The other way to harness the beneficial action of GLP-1 and GiP is through the use of dipeptidyl peptidase-4 (DPP)-4 inhibitors such as sitagliptin and vildagliptin. This class of agents enhances the actions of both gut hormones by preventing their degradation, thus making them available for longer periods of time and improving sensitivity to insulin.

In studies presented at the American Diabetes Association conference earlier this year, investigators reported that the combination of sitagliptin and metformin significantly improved glycemic control in 748 patients with type 2 diabetes. Prior to study entry, patients had an average HbA1c of 8.7%. In an analysis involving all patients treated, the mean HbA1c decreased by between 0.8% and 1.4% by week 54, depending on the dosage and combination used. At the same assessment point, 67% of patients on sitagliptin 100 mg and metformin 2000 mg had achieved an HbA1c of <7%, as did 48% of those on the same dose of sitagliptin plus metformin 1000 mg. Some 44% of patients receiving metformin 2000 mg monotherapy also achieved the same HbA1c target, while smaller proportions of patients were at the same level on lower doses of metformin or on sitagliptin monotherapy. Treatment was well tolerated, investigators also noted.

At the same conference, another group of researchers also reported that sitagliptin was well tolerated when given as monotherapy, as initial combination therapy with metformin or as an add-on to oral antihyperglycemic therapy across classes. Among 5141 patients who completed phase IIb and III sitagliptin studies, the overall incidence of adverse events, serious adverse events and discontinuations due to adverse events was similar among patients who were exposed to the DPP-4 and those who were not.

“The rationale is that if we can use these hormones to improve the incretin effect, we can improve insulin secretion and thereby improve glucose levels,” Dr.

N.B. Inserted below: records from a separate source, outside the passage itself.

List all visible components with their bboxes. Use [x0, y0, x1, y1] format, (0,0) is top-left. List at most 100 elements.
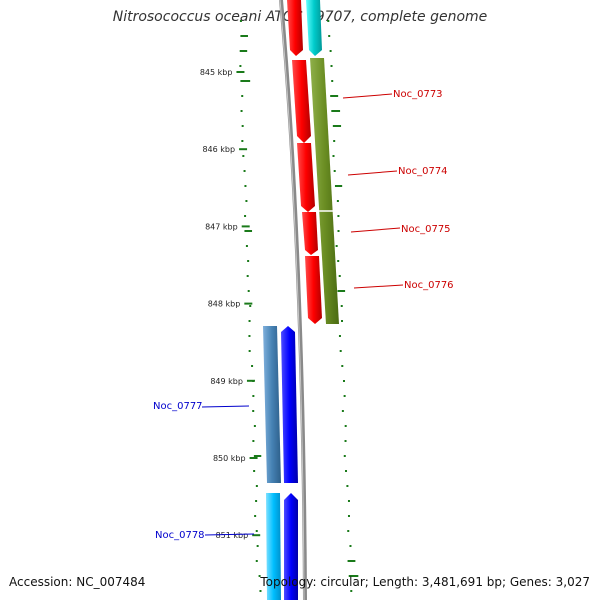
gc-dot — [248, 320, 251, 322]
gc-dot — [253, 470, 256, 472]
gc-skew-dots-right — [327, 20, 359, 592]
backbone-highlight — [279, 0, 305, 600]
cds-feature[interactable] — [284, 493, 298, 600]
cds-feature[interactable] — [302, 212, 318, 255]
gene-label-noc-0777[interactable]: Noc_0777 — [153, 401, 203, 412]
gc-dot — [255, 530, 258, 532]
gc-dot — [255, 560, 258, 562]
reverse-cds-track — [281, 326, 298, 600]
tick-label: 851 kbp — [216, 531, 249, 540]
gc-dot — [346, 485, 349, 487]
forward-cds-track — [287, 0, 322, 324]
tick-label: 846 kbp — [202, 145, 235, 154]
gc-dot — [334, 185, 343, 187]
gc-dot — [240, 80, 251, 82]
gc-dot — [258, 575, 261, 577]
gc-dot — [349, 545, 352, 547]
cds-feature[interactable] — [287, 0, 303, 56]
gc-dot — [252, 410, 255, 412]
cog-feature-green[interactable] — [310, 58, 339, 324]
backbone — [279, 0, 307, 600]
gc-dot — [249, 305, 252, 307]
gc-dot — [337, 230, 340, 232]
gc-dot — [330, 95, 339, 97]
gc-dot — [243, 170, 246, 172]
cds-feature[interactable] — [292, 60, 311, 143]
gc-dot — [348, 575, 359, 577]
tick-label: 847 kbp — [205, 222, 238, 231]
gc-dot — [333, 170, 336, 172]
gc-dot — [331, 80, 334, 82]
forward-cog-track — [306, 0, 339, 324]
gc-dot — [347, 515, 350, 517]
gc-dot — [253, 425, 256, 427]
tick-label: 849 kbp — [210, 377, 243, 386]
gc-dot — [333, 140, 336, 142]
gc-dot — [337, 290, 346, 292]
gc-dot — [350, 590, 353, 592]
gc-dot — [337, 260, 340, 262]
gc-dot — [332, 125, 342, 127]
gc-dot — [344, 440, 347, 442]
gc-dot — [343, 455, 346, 457]
gc-dot — [241, 125, 244, 127]
gc-dot — [336, 200, 339, 202]
gc-dot — [341, 365, 344, 367]
gc-dot — [245, 200, 248, 202]
cog-feature-steel[interactable] — [263, 326, 281, 483]
gc-dot — [341, 320, 344, 322]
gc-dot — [247, 290, 250, 292]
gc-dot — [253, 455, 262, 457]
gc-dot — [338, 335, 341, 337]
gene-label-noc-0774[interactable]: Noc_0774 — [398, 166, 448, 177]
cds-feature[interactable] — [297, 143, 315, 212]
gc-dot — [240, 110, 243, 112]
topology-text: Topology: circular; Length: 3,481,691 bp… — [260, 575, 590, 589]
gc-dot — [343, 395, 346, 397]
tick-label: 850 kbp — [213, 454, 246, 463]
gc-dot — [256, 545, 259, 547]
gc-dot — [241, 140, 244, 142]
gc-skew-dots-left — [239, 20, 262, 592]
gc-dot — [239, 20, 242, 22]
gc-dot — [338, 275, 341, 277]
gene-label-noc-0775[interactable]: Noc_0775 — [401, 224, 451, 235]
reverse-cog-track — [263, 326, 281, 600]
gc-dot — [255, 500, 258, 502]
gc-dot — [327, 20, 330, 22]
gc-dot — [335, 245, 338, 247]
tick-label: 848 kbp — [208, 300, 241, 309]
gc-dot — [247, 260, 250, 262]
gc-dot — [330, 65, 333, 67]
gc-dot — [342, 380, 345, 382]
gc-dot — [240, 35, 248, 37]
gc-dot — [345, 470, 348, 472]
gc-dot — [239, 50, 248, 52]
gc-dot — [339, 350, 342, 352]
cds-feature[interactable] — [305, 256, 322, 324]
gc-dot — [246, 275, 249, 277]
cog-feature-lightblue[interactable] — [266, 493, 281, 600]
kbp-ticks: 845 kbp 846 kbp 847 kbp 848 kbp 849 kbp 850 k… — [200, 68, 261, 540]
gene-label-noc-0776[interactable]: Noc_0776 — [404, 280, 454, 291]
gc-dot — [254, 515, 257, 517]
gc-dot — [242, 155, 245, 157]
gc-dot — [248, 335, 251, 337]
gene-label-noc-0773[interactable]: Noc_0773 — [393, 89, 443, 100]
gc-dot — [329, 50, 332, 52]
gc-dot — [252, 395, 255, 397]
gc-dot — [259, 590, 262, 592]
gc-dot — [331, 110, 341, 112]
gc-dot — [347, 530, 350, 532]
gc-dot — [252, 440, 255, 442]
gc-dot — [244, 185, 247, 187]
gc-dot — [244, 215, 247, 217]
gc-dot — [245, 245, 248, 247]
cds-feature[interactable] — [281, 326, 298, 483]
gc-dot — [255, 485, 258, 487]
gene-label-noc-0778[interactable]: Noc_0778 — [155, 530, 205, 541]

Leiter told CCC delegates.

Recommendations from the International Diabetes Federation include targets for PPG and were summarized here as follows:

• Two-hour PPG should not exceed 7.8 mmol/L as long as hypoglycemia is avoided.

• Self-monitoring of blood glucose should be considered because it is currently the most practical method for monitoring PPG.

• Efficacy of treatment regimens should be monitored as frequently as needed to guide therapy towards achieving PPG targets.

Based on the CCS/CCC-sanctioned session:

“Managing Cardiometabolic Complexities: Will New Treatment Strategies Improve Health Outcomes?” Sunday, October 21, 10:00-12:00, Room 200A, Level 2.

This symposium is accredited and co-developed as an Accredited Group Learning Activity under Section 1 of the framework of Continuing Professional Development options as defined by the Maintenance of Certification Program of the Royal College of Physicians and Surgeons of Canada (RCPSC).